The Chronology
of the Radogoszcz Prison

November 9, 1939

People arrested as part of an operation against the Łódź intelligentsia are placed in the former Michał Glazer’s factory in Radogoszcz (today’s 17 Liściasta Street). Many of the detained, after provisional trials, are sentenced to death and murdered in mass executions in the forests near Łódź.

December 1939 r.

A resettlement camp for the displaced from, for example, the Montwiłł-Mirecki Estate in Łódź, is established in the former Samuel Abbe’s factory (today’s 147 Zgierska Street).

January 1940

Prisoners are transferred from the former Michał Glazer’s factory to Samuel Abbe’s factor. The Radogoszcz prison (Polizeigefängnis Radogosch) is created. Its warden in SS-Obersturmführer Robert Ehlers. At the time, the staff mostly consists of SS members.

May 1940

A large-scale operation against the Polish intelligentsia and youth is carried out in Łódź and the region.
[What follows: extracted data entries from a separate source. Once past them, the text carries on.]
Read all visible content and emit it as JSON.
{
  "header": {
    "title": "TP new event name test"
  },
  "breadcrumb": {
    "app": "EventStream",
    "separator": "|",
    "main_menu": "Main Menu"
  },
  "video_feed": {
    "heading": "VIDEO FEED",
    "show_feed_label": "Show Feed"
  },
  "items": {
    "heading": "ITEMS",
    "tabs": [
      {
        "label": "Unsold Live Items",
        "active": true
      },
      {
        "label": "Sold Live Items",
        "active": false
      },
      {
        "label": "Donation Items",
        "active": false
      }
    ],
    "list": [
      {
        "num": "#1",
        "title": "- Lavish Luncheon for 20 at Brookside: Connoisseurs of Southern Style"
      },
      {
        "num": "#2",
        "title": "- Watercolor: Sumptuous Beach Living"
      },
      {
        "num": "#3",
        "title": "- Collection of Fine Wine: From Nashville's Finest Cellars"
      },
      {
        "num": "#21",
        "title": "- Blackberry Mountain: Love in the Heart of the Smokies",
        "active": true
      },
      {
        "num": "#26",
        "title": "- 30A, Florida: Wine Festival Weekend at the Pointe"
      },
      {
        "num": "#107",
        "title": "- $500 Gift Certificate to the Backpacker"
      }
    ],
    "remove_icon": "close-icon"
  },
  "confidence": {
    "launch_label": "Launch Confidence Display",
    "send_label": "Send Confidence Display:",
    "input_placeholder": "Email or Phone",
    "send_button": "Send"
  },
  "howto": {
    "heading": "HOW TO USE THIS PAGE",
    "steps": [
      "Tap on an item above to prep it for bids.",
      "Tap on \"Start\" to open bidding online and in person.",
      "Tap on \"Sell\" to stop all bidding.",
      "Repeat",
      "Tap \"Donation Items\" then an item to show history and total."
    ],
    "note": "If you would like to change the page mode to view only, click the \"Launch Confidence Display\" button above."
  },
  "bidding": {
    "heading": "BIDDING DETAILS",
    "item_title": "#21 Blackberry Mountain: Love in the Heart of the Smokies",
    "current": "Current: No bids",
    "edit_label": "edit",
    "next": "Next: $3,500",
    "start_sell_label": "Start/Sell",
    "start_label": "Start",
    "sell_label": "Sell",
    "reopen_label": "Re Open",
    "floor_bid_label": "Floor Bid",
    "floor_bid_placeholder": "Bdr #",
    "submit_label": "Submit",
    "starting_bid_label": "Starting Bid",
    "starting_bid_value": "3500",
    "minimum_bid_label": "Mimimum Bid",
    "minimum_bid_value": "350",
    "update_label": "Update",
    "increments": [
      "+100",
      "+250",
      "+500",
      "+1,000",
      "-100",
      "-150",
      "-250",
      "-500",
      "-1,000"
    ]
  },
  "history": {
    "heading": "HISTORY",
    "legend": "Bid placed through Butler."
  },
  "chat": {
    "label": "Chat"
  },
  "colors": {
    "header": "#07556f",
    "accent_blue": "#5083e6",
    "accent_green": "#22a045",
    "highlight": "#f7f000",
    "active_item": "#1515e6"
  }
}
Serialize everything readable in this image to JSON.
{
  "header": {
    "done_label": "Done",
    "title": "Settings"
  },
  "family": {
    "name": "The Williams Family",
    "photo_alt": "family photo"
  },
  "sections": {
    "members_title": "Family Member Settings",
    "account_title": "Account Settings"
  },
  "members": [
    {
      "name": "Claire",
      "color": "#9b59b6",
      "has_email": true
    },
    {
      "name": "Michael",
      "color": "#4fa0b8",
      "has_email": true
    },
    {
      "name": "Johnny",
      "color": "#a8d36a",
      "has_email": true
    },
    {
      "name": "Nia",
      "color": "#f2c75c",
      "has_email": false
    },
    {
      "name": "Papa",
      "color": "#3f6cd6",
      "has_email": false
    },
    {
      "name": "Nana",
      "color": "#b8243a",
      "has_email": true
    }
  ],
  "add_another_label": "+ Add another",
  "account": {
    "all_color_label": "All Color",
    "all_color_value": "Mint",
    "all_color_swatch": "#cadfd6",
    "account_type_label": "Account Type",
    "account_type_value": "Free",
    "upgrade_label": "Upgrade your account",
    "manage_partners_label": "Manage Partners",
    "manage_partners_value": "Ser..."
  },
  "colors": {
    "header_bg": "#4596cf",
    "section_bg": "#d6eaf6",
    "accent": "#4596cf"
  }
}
At the time, most of the arrested from Radogoszcz are deported to the Dachau camp.

July 1, 1940

The Radogoszcz prison comes under the Police Praesidium in Łódź. Police lieutenant Walter Pelzhausen becomes the new warden. From now on, the prison staff includes local Volksdeutsche, and the prison becomes transitional.

August / September 1940

The Radogoszcz prison is altered: the fence is made higher and barbed-wire entanglements are added; four guard towers are built; the building “under the glass roof” is converted into a prison building, which involves dismantling the remaining textile machines.

September 1, 1940

Alfreda Rytel née Siewierska gets sworn as a member of the Union of Armed Struggle by the Commander of the Łódź-North Quarter of the Union of Armed Struggle/Home Army Wacław Górecki, pseudonym Wacek. From her home adjacent to the walls of the Radogoszcz prison, she and her sister conduct observations, and then share them with the underground organisation. She also delivers kites thrown over the prison wall by prisoners to their families.

March 20, 1942

Execution of 100 Poles in Zgierz – the largest public execution in the Wartheland. The executed include Radogoszcz prisoners. Walter Pelzhausen attends the event.

April 1, 1942

As a punishment for stealing two loaves of bread, warden Walter Pelzhausen executes nine prisoners, even though only two of them were proven guilty. This is the largest execution in the Radogoszcz prison before its liquidation in January 1945.

List of people murdered in the execution on April 1, 1942 r.
Antoni Józef
born 13.03.1923
Adamus Hieronim
born 31.01.1918
Jędrzejewski Czesław
born 19.09.1917
Kisielewski Zdzisław
born 11.11.1918
Lauch Bolesław
born 15.04.1907
Niewiadomy Stefan
born 02.03.1918
Stala Antoni
born 23.04.1919
Wasiela Eugeniusz
born 12.09.1913
Żukowski Stefan
born 01.08.1905

August 1942

Members of the Polish Socialist Party, arrested on November 11, 1941, are brought to Radogoszcz.

August / September 1942

A football player of RTS Widzew Longin Mielczarek is murdered in prison.

August / October 1942

As a result of a massive operation against the Łęczyca Division of the Home Army, many of its members are brought to the Radogoszcz prison, including a lawyer and author of Radogoszcz memoirs Władysław Zarachowicz.

November 1942

The building “under the glass roof” is altered: the shower room and the hospital part, moved from the four-storey building, get reorganised.

January / February 1943

The prison faces a six-week epidemic of typhus fever. The facility is put into a quarantine: there are no incoming transports and the entire staff have to stay in prison.

March 1943

Prisoners are classified into cells according to the crime committed:
3rd floor – political prisoners,
2nd floor – criminal prisoners,
1st floor – prisoners of German descent.

December 31, 1943

Eugeniusz Lisiak, pseudonym Topór, one of the founders and member of the youth underground organisation “Promieniści”, dies in Radogoszcz .

January 17/18, 1945

The Radogoszcz staff liquidate the facility. Approximately 1,000 prisoners die in mass shootings and as a result of setting the building on fire. Only thirty-one people survive the massacre.